Perovskite solar cells (PSCs) have drawn a lot of attention among scientific community because their power conversion efficiency (PCE) is comparable to crystal silicon solar cells. The conventional PSCs are using Pb-based halide perovskites, but the presence of Pb in these devices has caused some concerns due to the high perceived toxicity and hinder the pace of commercialization. Therefore, in this work we developed a Pb-free perovskite material based on bismuth oxyiodide (BiOI) thin films to replace Pb-halide PSCs. BiOI thin film has been grown by successive ionic layer adsorption and reaction (SILAR) dip coating. The films were heat-treated at 250°C, 350°C, 450°C and 550°C. Microstructure and electrical conductivity of BiOI were studied prior the device development through scanning electron microscope (SEM) and I-V measurement. The BiOI was then applied as an active layer in PSCs with the device structure glass/1TO/Ti02/Bi01/spiro-OMeTAD/Au and heat treated at 250°C, 350°C, 450°C and 550°C. All the fabricated devices were measured using I-V measurement under a solar spectrum simulator with AM 1.5 illuminations.

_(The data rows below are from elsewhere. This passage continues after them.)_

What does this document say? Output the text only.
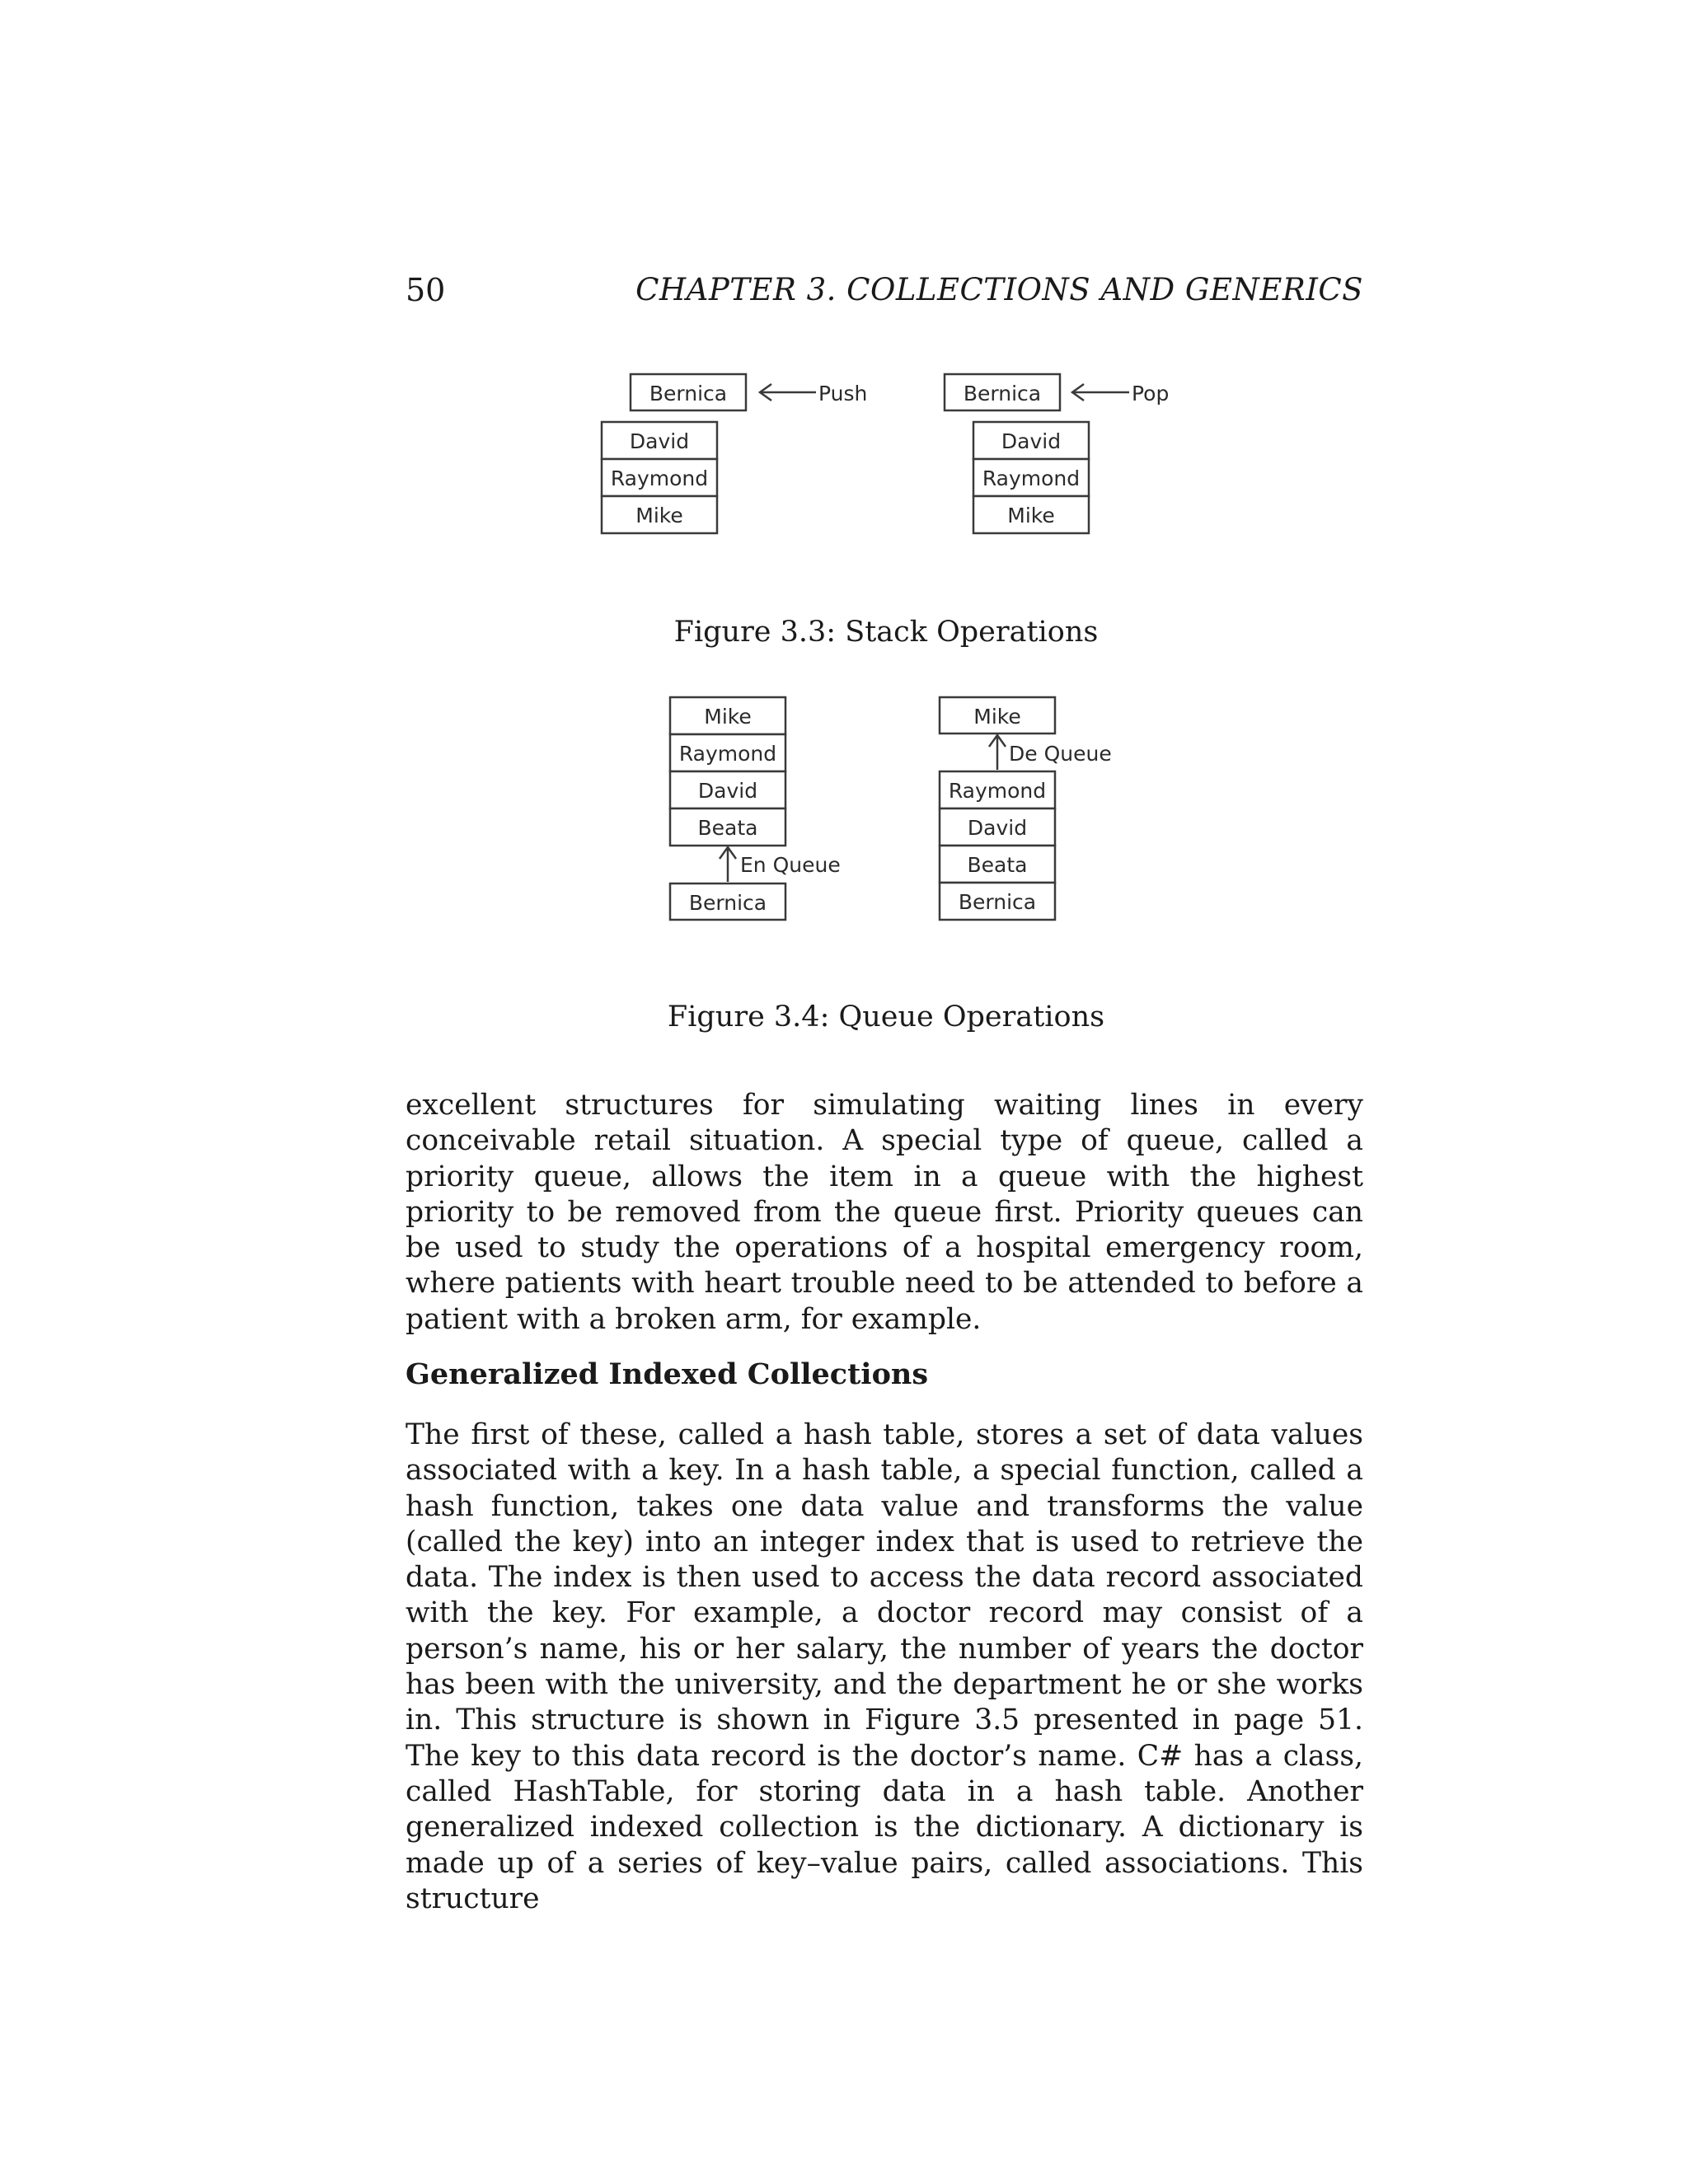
50	CHAPTER 3. COLLECTIONS AND GENERICS
Bernica	Push
David
Raymond
Mike
Bernica	Pop
David
Raymond
Mike
Figure 3.3: Stack Operations
Mike
Raymond
David
Beata
En Queue
Bernica
Mike
De Queue
Raymond
David
Beata
Bernica
Figure 3.4: Queue Operations

excellent structures for simulating waiting lines in every conceivable retail situation. A special type of queue, called a priority queue, allows the item in a queue with the highest priority to be removed from the queue first. Priority queues can be used to study the operations of a hospital emergency room, where patients with heart trouble need to be attended to before a patient with a broken arm, for example.

Generalized Indexed Collections

The first of these, called a hash table, stores a set of data values associated with a key. In a hash table, a special function, called a hash function, takes one data value and transforms the value (called the key) into an integer index that is used to retrieve the data. The index is then used to access the data record associated with the key. For example, a doctor record may consist of a person’s name, his or her salary, the number of years the doctor has been with the university, and the department he or she works in. This structure is shown in Figure 3.5 presented in page 51. The key to this data record is the doctor’s name. C# has a class, called HashTable, for storing data in a hash table. Another generalized indexed collection is the dictionary. A dictionary is made up of a series of key–value pairs, called associations. This structure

The SEM image shows the agglomerations of flakes for as-deposited sample. These agglomerations and smaller flakes increase from ~0.8 µm to ~3.2 µm after annealed at 350°C. The electrical conductivity of BiOI film increased from 2.68x10⁶ to 1.63x10⁴ Smˉ¹ and achieved the highest peak after annealed at 350°C due to the improvement of crystallinity, the enlargement of the flakes size and the reduction of defects which promote the higher mobility of electrons. PSC device heat treated at 350°C demonstrated the best performance with Jsc = ~16.8 mAcmˉ², Voc = 0.62 V and efficiency 6.1% compare to others.